Aconteceu uma olimpíada cênica aqui no Rio de Janeiro. Foi a maratona teatral para a definição dos finalistas do Prêmio APTR/2020. Ainda este mês, surgirão os finalistas, os resultados finais e acontecerá a premiação festiva. Ao lado dos êxitos e aclamações, existem outros saldos da experiência, resultados para pensar depois da corrida, algo bem além dos resultados objetivos do prêmio.

O primeiro ponto que se deve destacar, diante de um volume de mais do que uma centena e meia de peças em formato teatron, quer dizer, teatro não presencial, é a certeza de que o teatro sobrevive. Podemos todos dormir tranquilos, a arte prossegue.

Afinal, não foi a primeira vez na História, desde a sua criação grega, que o palco se viu em confronto com a peste. Como em todas as outras vezes, o teatro não vai acabar. E agora, sem dúvida, a sobrevivência foi anunciada de forma inédita, pois  a arte se manteve viva durante o ato da pandemia.

Existe uma forma nova de vida social, virtual, e o teatro se aclimatou à coisa, uma situação que vai mudar vários aspectos da teatralidade. A humanidade avança para um outro lugar  de existência – é preciso incorporar esta constatação ao ritmo cotidiano geral. Se a covid 19 impôs a distância, o isolamento, a desinfecção permanente, o seu enfrentamento alargou as formas de contato e de presença à distância.

Assim, curiosamente, o teatro passou a ser ao mesmo tempo aldeão e universal – ele conquistou o dom de acontecer aqui e agora, acolá, além e depois. Ele pode continuar a tratar dos problemas sob um recorte localizado, apenas um ponto da vasta superfície do globo, mas este recorte, local, pode ser mostrado, simultaneamente até, ao vivo ou gravado, para todo o mundo.

É verdade que as grandes obras de contracena coletiva, os textos complexos, tradicionais, concebidos para grandes elencos, não assinaram presença no teatro brasileiro da pandemia.
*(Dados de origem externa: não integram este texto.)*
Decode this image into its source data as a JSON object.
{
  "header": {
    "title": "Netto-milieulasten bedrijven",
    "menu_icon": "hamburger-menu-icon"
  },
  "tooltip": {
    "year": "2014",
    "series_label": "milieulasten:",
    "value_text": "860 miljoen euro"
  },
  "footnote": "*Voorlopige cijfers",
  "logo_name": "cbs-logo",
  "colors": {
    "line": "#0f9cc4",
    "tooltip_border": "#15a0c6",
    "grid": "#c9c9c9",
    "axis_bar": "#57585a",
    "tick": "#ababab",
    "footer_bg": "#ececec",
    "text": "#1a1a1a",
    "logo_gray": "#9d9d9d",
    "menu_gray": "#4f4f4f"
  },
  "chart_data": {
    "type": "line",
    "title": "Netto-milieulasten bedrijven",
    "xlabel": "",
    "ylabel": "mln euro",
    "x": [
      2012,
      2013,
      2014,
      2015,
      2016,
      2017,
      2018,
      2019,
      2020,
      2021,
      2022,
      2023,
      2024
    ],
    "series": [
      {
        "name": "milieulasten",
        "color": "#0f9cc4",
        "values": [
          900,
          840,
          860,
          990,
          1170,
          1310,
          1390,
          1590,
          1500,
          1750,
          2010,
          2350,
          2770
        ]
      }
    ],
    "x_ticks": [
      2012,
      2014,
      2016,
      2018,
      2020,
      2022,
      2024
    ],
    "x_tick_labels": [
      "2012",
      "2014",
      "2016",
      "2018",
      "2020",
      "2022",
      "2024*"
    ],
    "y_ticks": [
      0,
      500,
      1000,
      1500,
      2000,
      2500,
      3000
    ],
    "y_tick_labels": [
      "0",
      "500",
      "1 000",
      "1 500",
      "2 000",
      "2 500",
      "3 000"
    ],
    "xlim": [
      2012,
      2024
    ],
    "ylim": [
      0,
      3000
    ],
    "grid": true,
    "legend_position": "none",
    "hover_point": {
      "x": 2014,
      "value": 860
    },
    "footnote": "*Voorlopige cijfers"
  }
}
Tais montagens existiram, existem e puderam ser vistas, inclusive como filmagens históricas. Por aqui, surgiram até grandes elencos multiculturais, mas em obras corais de um tipo novo – será importante estudá-las.

Quanto às obras de grande envergadura teatral, tradicionais, se no teatro brasileiro elas não são abundantes, nos teatros europeus e no norte-americano o acervo é extenso, inclui um grande patrimônio anterior à pandemia. Foram incontáveis as oportunidades para conferir este tesouro, ainda acessível. Mas, em compensação, apesar da pequena fortuna nacional de gravações históricas, a produção da atualidade, de peças do confinamento, tem sido numerosa. Como definini-las?

A contemplação de tantas obras, tão variadas, permitiu situar um oceano de desafios técnicos e artesanais. Desde a qualidade das imagens, derivada do tipo de equipamento ou do grau de domínio técnico,  até a articulação da linguagem – mais ou menos hesitante ou mais ou menos singela, se pode vislumbrar um imenso campo de debates. A forma da contracena, coletiva ou monologal, também precisa ser pensada.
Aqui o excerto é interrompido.